A finales de 2025, un cometa de otro sistema estelar pasará cerca de dos sondas científicas. Las sondas podrían atravesar su cola, como un bote a través de la estela de un barco, pero hecha de partículas cargadas. Esto brindará una oportunidad única de 'tocar' directamente material llegado de muy lejos. ¿Qué aprenderemos sobre esta viajera cósmica?
La cola del cometa 3I/ATLAS, extendida por millones de kilómetros, está compuesta de gas enrarecido y diminutas partículas de polvo. A finales de octubre de 2025, dos sondas terrestres se sumergirán en ella: Europa Clipper y Hera. Ninguna fue diseñada para encontrarse con un cometa: Clipper viaja hacia una luna de Júpiter, Hera hacia un asteroide. Pero sus trayectorias se cruzaron casualmente con la cola.
Los instrumentos a bordo captarán partículas de polvo y hidrógeno, y medirán cómo cambia el flujo de partículas cargadas del Sol.

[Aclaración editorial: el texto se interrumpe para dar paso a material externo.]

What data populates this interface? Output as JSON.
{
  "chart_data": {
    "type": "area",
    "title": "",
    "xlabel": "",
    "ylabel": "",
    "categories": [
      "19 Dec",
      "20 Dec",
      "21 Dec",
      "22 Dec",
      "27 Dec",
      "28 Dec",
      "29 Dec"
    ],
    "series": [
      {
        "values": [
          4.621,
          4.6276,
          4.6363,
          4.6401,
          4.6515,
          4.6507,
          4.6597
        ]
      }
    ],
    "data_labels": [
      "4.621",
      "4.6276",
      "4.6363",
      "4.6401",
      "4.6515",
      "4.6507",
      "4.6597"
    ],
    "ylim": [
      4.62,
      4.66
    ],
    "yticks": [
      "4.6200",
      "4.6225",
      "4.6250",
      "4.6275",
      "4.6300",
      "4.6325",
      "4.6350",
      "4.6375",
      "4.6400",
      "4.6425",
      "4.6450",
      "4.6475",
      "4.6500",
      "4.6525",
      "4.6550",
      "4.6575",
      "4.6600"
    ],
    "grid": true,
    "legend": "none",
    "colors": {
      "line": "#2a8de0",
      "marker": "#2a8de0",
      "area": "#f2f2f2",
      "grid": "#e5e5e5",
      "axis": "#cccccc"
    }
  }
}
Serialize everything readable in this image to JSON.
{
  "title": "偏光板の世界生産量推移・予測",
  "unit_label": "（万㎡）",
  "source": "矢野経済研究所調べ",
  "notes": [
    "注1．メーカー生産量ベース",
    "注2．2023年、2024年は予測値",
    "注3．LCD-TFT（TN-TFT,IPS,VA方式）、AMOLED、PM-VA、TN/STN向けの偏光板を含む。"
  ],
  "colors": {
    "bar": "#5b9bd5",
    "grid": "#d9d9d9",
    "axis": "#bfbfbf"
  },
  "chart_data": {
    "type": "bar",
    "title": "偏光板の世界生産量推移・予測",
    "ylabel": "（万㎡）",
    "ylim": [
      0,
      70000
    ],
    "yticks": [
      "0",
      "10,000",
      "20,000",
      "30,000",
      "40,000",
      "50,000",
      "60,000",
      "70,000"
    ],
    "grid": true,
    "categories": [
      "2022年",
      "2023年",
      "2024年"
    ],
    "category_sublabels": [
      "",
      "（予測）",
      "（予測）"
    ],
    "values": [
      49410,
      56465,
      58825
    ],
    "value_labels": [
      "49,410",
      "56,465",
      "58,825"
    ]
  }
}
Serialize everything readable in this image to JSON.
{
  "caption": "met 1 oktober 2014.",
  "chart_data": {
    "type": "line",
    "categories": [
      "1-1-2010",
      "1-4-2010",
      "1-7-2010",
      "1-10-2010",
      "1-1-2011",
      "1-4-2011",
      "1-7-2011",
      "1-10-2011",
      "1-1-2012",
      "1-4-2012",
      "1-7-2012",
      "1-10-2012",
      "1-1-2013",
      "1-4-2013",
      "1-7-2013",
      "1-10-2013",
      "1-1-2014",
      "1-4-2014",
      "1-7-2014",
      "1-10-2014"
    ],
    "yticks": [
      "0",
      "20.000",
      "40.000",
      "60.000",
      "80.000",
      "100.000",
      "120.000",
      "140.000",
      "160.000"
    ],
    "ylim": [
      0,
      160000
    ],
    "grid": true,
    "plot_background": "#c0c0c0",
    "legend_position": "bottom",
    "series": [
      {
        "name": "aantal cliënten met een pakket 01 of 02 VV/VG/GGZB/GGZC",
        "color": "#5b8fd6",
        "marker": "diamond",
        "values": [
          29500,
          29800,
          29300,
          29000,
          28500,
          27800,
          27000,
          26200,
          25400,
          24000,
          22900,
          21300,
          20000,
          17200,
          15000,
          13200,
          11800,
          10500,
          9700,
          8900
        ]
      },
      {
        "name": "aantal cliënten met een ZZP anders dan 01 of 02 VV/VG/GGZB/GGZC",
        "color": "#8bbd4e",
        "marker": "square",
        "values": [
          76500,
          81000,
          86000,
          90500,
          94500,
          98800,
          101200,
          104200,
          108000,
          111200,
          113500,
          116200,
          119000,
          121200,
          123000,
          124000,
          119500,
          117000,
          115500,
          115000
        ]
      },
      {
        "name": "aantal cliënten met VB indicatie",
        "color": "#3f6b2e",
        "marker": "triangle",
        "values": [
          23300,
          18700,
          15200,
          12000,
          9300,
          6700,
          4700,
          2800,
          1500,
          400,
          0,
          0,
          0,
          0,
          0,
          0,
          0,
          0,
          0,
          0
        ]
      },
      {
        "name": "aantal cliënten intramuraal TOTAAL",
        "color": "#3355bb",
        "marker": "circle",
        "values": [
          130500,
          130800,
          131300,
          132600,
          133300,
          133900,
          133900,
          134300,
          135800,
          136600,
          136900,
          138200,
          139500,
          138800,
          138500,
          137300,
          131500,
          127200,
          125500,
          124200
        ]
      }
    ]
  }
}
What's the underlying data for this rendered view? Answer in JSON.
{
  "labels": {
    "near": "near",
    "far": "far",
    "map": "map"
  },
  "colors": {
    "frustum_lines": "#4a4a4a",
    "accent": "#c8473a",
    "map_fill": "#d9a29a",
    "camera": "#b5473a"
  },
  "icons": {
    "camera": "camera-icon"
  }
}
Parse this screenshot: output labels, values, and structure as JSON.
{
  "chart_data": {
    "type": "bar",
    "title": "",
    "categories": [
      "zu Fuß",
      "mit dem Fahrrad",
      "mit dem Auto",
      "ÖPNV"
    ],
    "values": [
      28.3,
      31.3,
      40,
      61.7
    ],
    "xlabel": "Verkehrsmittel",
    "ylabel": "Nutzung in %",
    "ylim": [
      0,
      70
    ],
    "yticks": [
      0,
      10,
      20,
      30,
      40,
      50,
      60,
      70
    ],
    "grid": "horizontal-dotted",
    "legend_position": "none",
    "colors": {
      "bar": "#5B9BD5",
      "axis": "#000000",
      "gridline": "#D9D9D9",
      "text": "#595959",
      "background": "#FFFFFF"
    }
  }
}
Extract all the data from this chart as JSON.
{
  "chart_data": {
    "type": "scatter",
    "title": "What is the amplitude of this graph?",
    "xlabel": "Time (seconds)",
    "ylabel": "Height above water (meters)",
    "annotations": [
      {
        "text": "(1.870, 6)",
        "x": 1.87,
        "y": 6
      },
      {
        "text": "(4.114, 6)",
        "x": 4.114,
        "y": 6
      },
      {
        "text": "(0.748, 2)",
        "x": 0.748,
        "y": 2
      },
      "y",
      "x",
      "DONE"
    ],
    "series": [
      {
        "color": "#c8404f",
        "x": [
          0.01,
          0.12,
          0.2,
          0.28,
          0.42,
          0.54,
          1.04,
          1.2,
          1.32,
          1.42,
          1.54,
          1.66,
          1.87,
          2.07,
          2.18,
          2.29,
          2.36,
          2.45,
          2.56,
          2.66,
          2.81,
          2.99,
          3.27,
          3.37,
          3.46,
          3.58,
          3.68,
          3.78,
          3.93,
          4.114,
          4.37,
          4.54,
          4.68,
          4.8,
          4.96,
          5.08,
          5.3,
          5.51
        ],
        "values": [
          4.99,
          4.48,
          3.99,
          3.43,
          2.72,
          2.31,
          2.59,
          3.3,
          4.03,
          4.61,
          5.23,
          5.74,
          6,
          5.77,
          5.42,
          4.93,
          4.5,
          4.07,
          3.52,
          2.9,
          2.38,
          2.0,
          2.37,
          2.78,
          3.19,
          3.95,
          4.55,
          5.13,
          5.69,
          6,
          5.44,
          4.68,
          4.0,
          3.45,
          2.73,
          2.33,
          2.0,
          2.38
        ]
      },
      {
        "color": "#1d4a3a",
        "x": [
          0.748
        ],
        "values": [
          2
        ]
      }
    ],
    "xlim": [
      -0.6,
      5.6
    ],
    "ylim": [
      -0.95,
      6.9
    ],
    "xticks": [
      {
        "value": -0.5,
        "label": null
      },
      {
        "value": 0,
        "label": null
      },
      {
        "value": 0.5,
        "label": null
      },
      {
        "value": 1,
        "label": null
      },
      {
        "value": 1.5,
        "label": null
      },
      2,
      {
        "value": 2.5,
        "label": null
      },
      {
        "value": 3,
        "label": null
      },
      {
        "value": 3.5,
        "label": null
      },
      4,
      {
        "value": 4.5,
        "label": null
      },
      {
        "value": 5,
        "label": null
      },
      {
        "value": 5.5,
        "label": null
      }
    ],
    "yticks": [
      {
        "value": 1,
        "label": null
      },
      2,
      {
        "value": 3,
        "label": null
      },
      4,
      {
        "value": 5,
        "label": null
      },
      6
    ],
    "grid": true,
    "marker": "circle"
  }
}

El análisis de su composición revelará si otros mundos se parecen al nuestro. Es como tomar una muestra de un océano desconocido. Estos datos transformarán las vagas conjeturas sobre otros sistemas planetarios en química medible.
🎯 El cometa 3I/ATLAS fue descubierto en 2025: es apenas el cuarto objeto interestelar detectado por los humanos, después del asteroide Oumuamua.